1) A Man Needs a Maid: Both versions with killer headroom, like the dynamics are aying, "We'll stick with you no matter what Neil does."

On the CD, his voice is slightly more baritone, or less tenor, as the case may be.

2) Helpless. Very cool. The LP version has more "air above Neil's voice." Maybe a slightly better sense of a large space on LP than CD. The LP also made his guitar pick up seem more lively. More of an actual live sound. Neil's voice has a little bit of give to it after the first time he sings about the 'yellow moon on the rice.' On the LP, it sounds like it's his voice. On the CD, it makes you wonder if the mic slightly overloaded.

So, LP, better sensation of 'invisible' sound above Neil's voice and better sound of the guitar pick up.

But I'm nitpicking as an audiophile.

The Shure did a good job, slightly besting the new CD toy.

The LP is dead quiet, easily to the level of the tape hiss.

Both recordings are so good, it hurts my feelings less to have missed the show.

Yup, go buy both and we can yack about it!

I'd love to see if anyone else tried both!

Cheers, man.

BillB
BillB's picture
Offline
Last seen: 11 years 10 months ago
Joined: Aug 15 2007 - 2:04pm

Super and descriptive descriptions!
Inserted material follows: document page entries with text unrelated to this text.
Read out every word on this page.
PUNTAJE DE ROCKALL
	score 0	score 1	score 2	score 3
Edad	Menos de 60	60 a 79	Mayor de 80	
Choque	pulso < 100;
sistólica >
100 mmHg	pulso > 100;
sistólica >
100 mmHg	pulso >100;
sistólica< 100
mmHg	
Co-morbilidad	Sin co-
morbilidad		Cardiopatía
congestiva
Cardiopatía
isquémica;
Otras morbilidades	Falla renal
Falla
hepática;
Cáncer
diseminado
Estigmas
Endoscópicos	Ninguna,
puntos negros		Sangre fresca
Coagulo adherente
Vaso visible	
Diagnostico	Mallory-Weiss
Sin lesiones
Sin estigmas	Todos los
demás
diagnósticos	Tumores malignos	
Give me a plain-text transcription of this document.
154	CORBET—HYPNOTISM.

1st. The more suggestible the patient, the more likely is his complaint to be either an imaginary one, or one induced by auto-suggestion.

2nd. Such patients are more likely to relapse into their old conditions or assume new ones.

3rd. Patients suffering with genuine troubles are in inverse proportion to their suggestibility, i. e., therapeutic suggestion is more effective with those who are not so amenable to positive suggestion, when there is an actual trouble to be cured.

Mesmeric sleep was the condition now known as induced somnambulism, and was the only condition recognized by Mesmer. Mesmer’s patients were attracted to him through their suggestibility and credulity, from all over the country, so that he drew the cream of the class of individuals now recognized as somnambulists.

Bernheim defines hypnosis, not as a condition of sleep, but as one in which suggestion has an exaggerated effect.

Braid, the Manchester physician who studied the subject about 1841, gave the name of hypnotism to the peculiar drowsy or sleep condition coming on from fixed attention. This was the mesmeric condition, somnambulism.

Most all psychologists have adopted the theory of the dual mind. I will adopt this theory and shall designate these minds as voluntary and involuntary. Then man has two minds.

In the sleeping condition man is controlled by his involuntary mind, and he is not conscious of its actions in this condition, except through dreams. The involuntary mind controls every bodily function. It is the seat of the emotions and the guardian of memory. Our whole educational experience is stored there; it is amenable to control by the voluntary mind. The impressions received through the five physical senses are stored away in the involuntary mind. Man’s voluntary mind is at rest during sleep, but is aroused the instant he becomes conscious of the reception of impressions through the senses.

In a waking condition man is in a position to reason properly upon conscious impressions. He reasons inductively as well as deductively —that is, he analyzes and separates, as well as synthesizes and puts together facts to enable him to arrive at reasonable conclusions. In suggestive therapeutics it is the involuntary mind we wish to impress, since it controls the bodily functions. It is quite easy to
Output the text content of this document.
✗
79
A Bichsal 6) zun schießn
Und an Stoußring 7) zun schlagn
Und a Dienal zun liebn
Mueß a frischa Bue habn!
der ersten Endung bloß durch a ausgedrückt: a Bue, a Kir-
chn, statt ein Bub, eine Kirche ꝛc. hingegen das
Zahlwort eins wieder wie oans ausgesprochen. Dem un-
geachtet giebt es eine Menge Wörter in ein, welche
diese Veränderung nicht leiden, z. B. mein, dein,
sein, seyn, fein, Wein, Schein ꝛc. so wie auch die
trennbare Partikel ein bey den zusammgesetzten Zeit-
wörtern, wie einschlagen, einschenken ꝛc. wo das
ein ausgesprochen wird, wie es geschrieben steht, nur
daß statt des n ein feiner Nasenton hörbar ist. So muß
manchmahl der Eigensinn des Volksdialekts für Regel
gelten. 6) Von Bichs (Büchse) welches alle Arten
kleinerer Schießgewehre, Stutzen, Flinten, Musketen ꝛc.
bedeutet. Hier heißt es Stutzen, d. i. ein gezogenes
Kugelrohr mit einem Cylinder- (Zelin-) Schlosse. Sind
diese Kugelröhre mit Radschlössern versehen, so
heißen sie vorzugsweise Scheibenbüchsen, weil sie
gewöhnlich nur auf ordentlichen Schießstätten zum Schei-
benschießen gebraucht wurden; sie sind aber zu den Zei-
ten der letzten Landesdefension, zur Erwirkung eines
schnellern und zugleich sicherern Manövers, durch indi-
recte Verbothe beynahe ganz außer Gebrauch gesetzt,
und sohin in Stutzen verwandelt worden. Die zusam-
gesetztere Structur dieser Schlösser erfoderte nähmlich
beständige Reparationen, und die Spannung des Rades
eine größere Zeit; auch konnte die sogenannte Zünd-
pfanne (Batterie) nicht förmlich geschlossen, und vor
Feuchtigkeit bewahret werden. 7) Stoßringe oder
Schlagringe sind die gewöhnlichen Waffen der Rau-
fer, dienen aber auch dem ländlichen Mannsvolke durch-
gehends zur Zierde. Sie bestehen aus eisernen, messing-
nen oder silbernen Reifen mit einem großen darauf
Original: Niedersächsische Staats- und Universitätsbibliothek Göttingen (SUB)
I may do a shootout too next week. I can think of only 2 recordings that I have on both LP and CD; Roxy Music's "Avalon" and Santana's "Abraxas" - the latter on hybrid SACD. Stay tuned maybe...

Yesterday I recorded 3 more LP's onto CD-R via my Teac cd recorder. When playing it back on CD (immediately after listening to the vinyl), it's remarkably faithful to the LP, and nicely reproduces its sense of space, etc.

deacongreg
deacongreg's picture
Offline
Last seen: Never ago
Joined: Feb 19 2009 - 10:21am

This brings back very fond memoriesof buying my first turntable in high school at 17, after working all summer long to buy it. A beautiful DUAL 1229, fitted with a Shure V15 TypeIII cartridge. I was so proud of this purchase. Shure cartridges were light, and excellent trackers. Did not hurt your lps.
Never did own the VMR, but hey, a Shure is a Shure. Long live analog!!